The class is titled "The Tragic, the Comic and the Political," a freshman seminar that explores how philosophers, poets and dramatic artists have responded to the problem of evil. The reading list for the class, which meets for three hours once a week, includes Sophocles' "Antigone," Dante's "Inferno," Kafka's "The Metamorphosis," Chekhov's "Three Sisters" and Beckett's "Waiting for Godot."

"If it weren't for his energy, we couldn't do this for three hours," said student Kean Tonetti. "In the first class he got us so excited about reading these books. I think everyone in the class was just blown away."

And West is delighted with the opportunity to teach freshmen during his first semester back at Princeton, where he was a faculty member from 1988 to 1994. "I love to teach young people. I've always taught freshmen and sophomores throughout my 26 years of teaching, but this is the first time I have had a seminar of freshmen only, and I just love it. You can see the wonderful give and take -- freshmen are just so special."

West sees classes like the freshman seminar as one of the University's strengths. "One thing that's so great about Princeton is that it's fundamentally committed to a high-quality undergraduate education, which means that well-known professors wrestle with the young folks for three hours," he said.

More than 100 students applied to be in West's class of 15, but the acclaimed teacher and religion scholar said he expects it will be the texts, not his lectures, that will bewitch the students this semester. "Once you're reading Plato, Dante, 'The Iceman Cometh' . . . well, I'll give my lecture, but I don't really have to. (Eugene) O'Neill is going to put them in such a swirl. That is what great, powerful writing does."

During the class, West discussed at length the theme of loss that suffuses "Republic," as Plato struggles to cope with the evil that allowed his mentor, Socrates, to be put to death. The next time they met, the students moved on to Plato's "Symposium," though West acknowledged that one could easily grapple with "Republic" for a few semesters.
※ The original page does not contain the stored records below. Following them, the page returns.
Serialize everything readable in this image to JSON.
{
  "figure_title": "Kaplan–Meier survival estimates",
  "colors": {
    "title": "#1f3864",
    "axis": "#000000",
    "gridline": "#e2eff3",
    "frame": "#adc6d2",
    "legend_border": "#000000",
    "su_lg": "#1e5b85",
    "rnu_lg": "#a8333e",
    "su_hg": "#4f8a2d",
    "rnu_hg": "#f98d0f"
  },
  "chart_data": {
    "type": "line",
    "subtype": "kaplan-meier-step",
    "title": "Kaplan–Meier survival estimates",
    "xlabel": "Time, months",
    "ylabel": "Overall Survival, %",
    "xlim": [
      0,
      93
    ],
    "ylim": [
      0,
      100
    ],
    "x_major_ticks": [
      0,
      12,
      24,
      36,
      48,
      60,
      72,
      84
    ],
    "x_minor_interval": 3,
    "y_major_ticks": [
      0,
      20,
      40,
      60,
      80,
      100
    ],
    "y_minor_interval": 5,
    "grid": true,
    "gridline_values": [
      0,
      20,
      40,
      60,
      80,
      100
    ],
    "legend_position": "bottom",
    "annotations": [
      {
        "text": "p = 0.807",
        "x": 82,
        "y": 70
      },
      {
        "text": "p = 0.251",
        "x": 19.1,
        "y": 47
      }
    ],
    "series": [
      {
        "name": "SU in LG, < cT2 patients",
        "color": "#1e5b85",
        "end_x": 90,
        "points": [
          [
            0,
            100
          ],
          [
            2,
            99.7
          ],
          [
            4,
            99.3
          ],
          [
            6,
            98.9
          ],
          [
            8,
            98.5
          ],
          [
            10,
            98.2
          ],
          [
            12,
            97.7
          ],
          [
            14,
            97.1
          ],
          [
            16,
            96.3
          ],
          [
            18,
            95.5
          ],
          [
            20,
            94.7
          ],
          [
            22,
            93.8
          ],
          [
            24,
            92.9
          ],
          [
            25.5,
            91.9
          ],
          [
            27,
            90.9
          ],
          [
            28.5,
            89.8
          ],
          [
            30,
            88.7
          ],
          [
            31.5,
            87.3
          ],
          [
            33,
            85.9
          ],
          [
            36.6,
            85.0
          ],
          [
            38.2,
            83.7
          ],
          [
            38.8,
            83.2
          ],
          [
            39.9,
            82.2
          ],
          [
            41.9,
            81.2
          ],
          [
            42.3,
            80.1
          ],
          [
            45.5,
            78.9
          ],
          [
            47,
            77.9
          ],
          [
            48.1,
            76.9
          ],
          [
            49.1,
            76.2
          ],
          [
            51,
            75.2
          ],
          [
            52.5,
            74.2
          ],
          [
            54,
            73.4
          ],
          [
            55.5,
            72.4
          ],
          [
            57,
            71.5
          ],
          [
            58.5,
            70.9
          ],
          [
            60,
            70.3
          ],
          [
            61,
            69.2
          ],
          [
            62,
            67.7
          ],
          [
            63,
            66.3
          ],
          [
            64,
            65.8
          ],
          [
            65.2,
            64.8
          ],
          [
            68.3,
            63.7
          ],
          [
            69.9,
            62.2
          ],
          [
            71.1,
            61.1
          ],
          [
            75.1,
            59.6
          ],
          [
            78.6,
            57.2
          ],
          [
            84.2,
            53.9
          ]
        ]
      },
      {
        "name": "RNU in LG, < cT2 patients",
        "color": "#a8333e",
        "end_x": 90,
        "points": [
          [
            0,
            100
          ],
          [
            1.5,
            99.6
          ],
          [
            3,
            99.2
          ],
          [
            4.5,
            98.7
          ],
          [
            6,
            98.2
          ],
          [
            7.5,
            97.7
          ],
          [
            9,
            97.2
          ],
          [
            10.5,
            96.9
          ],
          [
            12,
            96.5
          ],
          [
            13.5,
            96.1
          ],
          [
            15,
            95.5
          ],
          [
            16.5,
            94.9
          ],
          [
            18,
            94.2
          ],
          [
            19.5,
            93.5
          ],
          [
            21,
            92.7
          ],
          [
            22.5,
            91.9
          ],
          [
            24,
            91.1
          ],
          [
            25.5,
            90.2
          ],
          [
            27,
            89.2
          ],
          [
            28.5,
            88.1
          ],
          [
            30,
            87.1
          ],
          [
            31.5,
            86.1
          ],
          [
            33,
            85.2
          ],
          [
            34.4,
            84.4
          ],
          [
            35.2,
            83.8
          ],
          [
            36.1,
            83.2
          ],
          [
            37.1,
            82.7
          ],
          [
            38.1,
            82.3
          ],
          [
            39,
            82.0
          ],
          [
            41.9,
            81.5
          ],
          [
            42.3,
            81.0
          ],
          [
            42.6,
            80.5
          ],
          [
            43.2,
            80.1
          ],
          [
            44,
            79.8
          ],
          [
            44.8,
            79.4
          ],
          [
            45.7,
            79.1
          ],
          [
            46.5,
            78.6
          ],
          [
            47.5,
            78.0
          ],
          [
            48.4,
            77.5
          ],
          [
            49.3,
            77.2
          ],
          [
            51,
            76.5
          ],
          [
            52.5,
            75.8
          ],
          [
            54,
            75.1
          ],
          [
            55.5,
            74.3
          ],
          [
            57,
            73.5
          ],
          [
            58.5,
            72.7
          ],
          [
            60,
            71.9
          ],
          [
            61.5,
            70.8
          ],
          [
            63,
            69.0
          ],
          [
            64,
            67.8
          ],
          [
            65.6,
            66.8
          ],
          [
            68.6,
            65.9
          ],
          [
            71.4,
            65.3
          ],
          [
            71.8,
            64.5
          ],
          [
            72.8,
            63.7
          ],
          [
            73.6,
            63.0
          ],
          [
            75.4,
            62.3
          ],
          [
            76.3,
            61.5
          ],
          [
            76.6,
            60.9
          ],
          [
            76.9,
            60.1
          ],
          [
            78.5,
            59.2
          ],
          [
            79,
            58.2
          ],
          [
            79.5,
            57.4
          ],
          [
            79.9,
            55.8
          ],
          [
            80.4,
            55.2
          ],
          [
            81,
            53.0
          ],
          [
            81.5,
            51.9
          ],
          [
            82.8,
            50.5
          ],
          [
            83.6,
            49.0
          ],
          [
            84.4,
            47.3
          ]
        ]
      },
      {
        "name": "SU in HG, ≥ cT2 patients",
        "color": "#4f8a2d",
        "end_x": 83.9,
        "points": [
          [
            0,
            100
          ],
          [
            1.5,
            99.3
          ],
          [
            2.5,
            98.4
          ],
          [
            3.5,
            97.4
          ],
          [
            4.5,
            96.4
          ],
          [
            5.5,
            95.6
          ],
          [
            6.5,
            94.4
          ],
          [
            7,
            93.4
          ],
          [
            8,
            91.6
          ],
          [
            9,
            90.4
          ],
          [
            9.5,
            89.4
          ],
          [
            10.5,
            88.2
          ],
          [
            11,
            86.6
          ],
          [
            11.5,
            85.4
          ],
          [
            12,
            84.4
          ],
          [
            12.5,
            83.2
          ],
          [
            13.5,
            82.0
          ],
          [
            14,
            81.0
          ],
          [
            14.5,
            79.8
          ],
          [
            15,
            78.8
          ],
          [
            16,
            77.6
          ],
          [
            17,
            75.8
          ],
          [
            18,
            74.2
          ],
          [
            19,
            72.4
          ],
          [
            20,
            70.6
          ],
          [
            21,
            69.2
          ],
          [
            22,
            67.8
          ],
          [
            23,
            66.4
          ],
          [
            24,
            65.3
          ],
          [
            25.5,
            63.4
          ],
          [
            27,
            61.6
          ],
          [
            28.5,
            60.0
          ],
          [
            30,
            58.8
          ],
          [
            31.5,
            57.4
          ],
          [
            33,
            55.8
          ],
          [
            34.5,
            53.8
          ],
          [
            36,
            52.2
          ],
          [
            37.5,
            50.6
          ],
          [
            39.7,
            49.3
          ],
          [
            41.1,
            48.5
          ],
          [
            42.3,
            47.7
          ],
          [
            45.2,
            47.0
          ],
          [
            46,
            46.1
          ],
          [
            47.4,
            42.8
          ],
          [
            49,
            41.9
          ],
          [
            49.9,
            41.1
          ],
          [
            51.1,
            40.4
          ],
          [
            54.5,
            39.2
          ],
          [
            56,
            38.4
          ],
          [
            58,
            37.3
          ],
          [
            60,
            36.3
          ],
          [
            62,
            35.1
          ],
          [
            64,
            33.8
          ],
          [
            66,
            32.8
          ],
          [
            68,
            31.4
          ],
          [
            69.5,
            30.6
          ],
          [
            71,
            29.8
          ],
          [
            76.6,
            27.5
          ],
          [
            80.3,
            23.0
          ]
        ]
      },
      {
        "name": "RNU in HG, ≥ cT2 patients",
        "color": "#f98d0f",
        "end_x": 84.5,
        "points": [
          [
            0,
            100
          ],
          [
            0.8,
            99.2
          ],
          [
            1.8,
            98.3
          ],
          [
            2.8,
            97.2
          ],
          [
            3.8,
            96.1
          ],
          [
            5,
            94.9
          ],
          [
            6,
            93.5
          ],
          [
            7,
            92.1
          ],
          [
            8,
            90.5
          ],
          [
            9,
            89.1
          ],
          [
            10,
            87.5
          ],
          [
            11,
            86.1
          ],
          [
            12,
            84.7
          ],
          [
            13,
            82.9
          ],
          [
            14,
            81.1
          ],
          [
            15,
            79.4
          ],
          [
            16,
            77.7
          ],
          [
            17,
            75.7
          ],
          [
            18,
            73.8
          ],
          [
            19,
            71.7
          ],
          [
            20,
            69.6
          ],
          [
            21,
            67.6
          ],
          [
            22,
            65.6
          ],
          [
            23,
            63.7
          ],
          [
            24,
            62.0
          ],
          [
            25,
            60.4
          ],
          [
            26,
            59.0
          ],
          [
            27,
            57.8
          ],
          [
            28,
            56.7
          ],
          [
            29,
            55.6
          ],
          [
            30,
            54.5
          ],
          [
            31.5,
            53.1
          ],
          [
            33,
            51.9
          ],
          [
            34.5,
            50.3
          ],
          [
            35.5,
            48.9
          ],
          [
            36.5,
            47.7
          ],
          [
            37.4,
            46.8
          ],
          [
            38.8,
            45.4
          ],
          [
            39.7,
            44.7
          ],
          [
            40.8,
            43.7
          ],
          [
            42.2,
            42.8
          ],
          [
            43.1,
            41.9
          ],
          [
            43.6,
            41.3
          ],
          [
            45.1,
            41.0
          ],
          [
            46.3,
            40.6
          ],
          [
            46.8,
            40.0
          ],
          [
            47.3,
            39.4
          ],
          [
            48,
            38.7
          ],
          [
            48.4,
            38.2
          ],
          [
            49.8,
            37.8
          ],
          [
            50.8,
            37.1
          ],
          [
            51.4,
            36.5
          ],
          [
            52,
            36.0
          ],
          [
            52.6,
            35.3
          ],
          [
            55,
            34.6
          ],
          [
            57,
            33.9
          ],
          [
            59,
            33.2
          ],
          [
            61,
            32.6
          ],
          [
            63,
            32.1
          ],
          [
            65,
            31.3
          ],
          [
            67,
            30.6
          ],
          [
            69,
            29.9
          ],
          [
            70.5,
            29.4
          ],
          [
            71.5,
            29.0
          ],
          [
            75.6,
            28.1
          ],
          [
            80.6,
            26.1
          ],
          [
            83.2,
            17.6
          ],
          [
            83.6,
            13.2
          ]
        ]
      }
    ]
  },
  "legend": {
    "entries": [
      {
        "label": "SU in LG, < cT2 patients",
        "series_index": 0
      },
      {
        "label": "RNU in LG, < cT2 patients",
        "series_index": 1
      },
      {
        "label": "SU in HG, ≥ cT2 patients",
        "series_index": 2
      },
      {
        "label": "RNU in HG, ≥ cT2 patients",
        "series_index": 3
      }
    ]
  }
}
"This is a first exposure for them, an initial wrestling," he said. "They are seeing so many crucial things at work, with implications that they will not be able to recognize until they're juniors, seniors or graduate students." Tackling "Republic" at this stage in their educations served a broader purpose. "The aim of the text," West told the class, "is to get every one of us in this room, you and me, to think for ourselves."